Following hot on the tail of Coachella, Lollapalooza and Soundwave, music festival Splendour in the Grass has announced a ban on the selfie stick.

Like other music festivals, Splendour cites safety concerns but the first line of its statement to Triple J says “Splendour says no to narcissism”, (Soundwave referred to them as “wands of narcissism”) joining the very long line of people and events which have chosen to lazily dismiss anyone who takes a photo of themselves as self-obsessed.

What exactly is it about selfies that raises the ire of people who have built themselves lofty pedestals from which to dictate to people what is correct and acceptable behaviour?

I don’t understand what is so inherently wrong with the selfie. Yet another photo of a beach or a sunset is much more boring than a selfie. I like seeing what my friends in different corners of the country, on the other side of the globe, and even a couple of suburbs away from me look like that day. I would much rather see a photo of my sister in front of the Sydney Harbour Bridge than just another photo of the Sydney Harbour Bridge.
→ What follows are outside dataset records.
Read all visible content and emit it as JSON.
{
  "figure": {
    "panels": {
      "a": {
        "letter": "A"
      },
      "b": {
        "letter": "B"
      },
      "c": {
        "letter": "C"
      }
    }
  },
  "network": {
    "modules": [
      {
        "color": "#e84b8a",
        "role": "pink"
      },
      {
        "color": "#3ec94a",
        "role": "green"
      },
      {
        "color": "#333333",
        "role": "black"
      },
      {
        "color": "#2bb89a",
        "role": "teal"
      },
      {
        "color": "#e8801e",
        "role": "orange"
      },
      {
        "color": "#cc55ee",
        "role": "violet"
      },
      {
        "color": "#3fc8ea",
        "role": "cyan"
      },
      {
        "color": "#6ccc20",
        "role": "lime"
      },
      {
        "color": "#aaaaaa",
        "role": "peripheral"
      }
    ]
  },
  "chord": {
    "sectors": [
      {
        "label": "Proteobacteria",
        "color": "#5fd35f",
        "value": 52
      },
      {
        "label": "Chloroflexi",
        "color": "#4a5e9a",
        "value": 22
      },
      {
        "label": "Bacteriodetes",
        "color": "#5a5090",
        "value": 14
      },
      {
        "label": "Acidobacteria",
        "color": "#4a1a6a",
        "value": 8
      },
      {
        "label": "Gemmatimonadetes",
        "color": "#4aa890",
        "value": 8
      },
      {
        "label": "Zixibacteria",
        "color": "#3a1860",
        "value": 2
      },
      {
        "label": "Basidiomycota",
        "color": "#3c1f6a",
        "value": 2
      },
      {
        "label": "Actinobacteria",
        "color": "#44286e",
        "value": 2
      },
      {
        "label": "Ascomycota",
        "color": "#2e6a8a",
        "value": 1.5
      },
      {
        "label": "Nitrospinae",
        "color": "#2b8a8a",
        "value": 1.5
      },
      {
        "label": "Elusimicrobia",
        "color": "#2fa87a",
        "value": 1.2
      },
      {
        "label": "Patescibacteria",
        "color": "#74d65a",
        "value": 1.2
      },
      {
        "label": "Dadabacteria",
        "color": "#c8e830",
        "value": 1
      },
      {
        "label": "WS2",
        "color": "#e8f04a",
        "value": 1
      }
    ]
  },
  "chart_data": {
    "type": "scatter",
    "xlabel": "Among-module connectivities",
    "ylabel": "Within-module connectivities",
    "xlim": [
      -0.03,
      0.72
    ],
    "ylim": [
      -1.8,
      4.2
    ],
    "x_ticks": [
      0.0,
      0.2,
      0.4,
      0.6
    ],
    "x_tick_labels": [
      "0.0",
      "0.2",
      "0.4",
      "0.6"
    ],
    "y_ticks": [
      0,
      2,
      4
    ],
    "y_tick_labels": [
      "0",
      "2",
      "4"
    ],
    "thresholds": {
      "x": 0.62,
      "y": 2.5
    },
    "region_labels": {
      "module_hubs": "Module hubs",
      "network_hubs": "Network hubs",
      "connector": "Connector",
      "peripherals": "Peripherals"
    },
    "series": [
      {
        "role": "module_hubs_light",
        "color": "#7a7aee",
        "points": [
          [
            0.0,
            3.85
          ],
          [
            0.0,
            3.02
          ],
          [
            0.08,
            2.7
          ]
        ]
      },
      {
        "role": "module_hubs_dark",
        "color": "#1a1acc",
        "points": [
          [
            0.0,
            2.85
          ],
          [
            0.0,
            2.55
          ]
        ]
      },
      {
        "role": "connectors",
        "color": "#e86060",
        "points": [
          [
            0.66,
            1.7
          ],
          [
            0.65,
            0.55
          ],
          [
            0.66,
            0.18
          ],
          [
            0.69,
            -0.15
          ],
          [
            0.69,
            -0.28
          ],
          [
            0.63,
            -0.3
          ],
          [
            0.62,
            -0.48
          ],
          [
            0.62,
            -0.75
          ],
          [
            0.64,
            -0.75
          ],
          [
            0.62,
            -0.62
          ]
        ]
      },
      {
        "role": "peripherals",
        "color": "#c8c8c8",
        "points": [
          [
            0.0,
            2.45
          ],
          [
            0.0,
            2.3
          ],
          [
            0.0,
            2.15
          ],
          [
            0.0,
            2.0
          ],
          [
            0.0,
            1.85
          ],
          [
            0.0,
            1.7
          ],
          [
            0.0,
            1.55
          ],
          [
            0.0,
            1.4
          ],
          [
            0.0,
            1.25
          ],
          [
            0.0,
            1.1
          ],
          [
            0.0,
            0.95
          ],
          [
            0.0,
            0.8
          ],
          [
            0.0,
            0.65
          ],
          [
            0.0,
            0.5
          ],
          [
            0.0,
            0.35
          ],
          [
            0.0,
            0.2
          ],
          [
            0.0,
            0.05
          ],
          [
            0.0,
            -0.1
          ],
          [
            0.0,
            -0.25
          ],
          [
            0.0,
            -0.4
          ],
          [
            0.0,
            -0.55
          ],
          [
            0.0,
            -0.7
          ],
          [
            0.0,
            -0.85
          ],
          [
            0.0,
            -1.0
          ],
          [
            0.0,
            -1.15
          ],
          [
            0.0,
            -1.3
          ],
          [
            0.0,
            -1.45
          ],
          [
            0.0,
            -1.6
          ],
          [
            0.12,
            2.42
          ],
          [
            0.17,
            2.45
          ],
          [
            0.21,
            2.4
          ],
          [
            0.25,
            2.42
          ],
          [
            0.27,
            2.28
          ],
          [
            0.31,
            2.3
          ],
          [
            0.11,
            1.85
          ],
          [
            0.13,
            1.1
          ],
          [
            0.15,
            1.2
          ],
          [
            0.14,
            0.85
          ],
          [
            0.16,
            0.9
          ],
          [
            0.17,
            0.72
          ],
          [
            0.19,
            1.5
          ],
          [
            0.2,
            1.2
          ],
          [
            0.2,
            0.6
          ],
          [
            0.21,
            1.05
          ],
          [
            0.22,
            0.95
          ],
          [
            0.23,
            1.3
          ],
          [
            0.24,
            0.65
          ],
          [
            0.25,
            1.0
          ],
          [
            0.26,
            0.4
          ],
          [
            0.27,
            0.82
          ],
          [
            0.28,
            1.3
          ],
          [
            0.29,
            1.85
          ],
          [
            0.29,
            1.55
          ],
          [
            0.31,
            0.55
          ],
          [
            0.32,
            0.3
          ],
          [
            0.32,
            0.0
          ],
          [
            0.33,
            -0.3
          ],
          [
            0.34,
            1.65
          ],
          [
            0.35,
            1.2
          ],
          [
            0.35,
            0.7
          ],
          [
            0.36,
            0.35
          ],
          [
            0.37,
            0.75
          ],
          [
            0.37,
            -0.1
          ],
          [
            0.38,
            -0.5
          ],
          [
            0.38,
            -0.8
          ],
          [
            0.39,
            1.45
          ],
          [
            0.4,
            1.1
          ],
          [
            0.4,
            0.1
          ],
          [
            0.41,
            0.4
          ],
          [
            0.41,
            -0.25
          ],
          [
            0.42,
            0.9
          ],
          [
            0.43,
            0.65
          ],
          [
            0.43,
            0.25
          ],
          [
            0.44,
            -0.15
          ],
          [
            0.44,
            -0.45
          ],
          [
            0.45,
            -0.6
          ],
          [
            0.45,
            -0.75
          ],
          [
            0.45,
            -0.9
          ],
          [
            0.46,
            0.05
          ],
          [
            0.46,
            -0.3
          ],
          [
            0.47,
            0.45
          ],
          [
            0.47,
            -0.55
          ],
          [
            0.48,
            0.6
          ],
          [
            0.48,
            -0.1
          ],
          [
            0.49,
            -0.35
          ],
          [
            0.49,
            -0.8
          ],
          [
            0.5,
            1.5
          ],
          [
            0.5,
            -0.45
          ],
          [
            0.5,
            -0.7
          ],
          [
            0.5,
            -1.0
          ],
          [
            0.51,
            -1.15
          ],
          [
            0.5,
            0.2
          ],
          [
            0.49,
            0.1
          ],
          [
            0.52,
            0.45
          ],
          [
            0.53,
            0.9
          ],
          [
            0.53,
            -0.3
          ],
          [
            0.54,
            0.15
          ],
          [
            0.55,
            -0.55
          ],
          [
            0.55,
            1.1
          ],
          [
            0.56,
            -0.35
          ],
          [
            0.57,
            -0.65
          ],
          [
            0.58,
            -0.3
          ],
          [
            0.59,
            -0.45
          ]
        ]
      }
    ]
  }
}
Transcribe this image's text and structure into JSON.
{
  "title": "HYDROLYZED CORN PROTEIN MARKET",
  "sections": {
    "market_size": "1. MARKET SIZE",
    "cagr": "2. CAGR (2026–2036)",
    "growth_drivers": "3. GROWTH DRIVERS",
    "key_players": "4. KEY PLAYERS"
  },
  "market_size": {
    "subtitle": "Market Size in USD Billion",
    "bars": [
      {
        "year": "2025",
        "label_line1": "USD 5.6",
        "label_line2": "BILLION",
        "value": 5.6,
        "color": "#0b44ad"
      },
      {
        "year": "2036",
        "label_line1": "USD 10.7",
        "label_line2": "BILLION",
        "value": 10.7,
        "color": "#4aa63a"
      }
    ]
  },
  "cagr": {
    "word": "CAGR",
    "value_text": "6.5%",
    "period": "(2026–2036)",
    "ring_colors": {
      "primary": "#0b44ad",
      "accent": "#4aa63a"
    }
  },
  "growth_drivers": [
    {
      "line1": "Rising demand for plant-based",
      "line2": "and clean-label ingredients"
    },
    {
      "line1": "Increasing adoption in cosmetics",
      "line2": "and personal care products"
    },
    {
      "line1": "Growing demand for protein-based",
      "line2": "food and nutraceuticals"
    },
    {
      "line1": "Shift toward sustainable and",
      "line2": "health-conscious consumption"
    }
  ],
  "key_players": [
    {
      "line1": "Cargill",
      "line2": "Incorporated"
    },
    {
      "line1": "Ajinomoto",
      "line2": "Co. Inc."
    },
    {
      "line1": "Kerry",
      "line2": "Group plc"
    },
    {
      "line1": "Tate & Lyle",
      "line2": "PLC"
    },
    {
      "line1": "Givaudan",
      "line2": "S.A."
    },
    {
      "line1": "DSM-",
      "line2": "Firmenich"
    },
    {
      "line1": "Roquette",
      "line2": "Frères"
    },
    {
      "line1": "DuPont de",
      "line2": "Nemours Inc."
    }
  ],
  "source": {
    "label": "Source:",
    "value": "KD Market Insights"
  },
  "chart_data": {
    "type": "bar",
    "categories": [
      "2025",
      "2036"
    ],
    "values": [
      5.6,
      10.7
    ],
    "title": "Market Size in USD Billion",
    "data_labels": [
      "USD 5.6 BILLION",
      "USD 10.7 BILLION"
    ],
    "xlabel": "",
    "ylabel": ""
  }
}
Years down the track a photo of you wearing [insert some cliched festival fashion here but definitely NOT an Indian headdress] in the muddy fields of Byron Bay is going to elicit more memories than a blurry photo of Damon Albarn on stage, or a photo of a painted trash can taken at an ironic angle. There’s no scowling when people ask someone else to take their photo, so why the scorn when people take the photo themselves?

Is it the confidence of people who take selfies that irks others so much? Not only do I enjoy looking at selfies of my friends and family, I enjoy that they like what they look like. Yes the chin may be tilted just so, and the lighting divine, but most people who post a selfie like what they look like in that photo. In an age of faux empowerment, I think it’s worth celebrating people who, even if it just for a couple of minutes, don’t hate their face. Even better if they’re having a good time while not hating their face.

The glory of not hating your face brings me to women, specifically young women, who are the unspoken target of all this selfie stick scorn. Young women are by no means the only people to take selfies, or use selfie sticks, but they are among the most prolific on social media. When people are criticising selfie sticks as ridiculous, I cannot help but feel the current of dismissiveness is flowing towards young women for being silly and vain by daring to take photos of themselves.

Young women taking control of their image and not being ashamed of how they look is after all a thing to be feared, and deriding the selfie stick is just another way of shutting them down.

Ban selfies sticks for being safety hazards, ban selfie sticks for obstructing views of the stage but don’t pretend you are somehow superior to people who want photos of themselves and their friends at music festivals by labelling them narcissistic.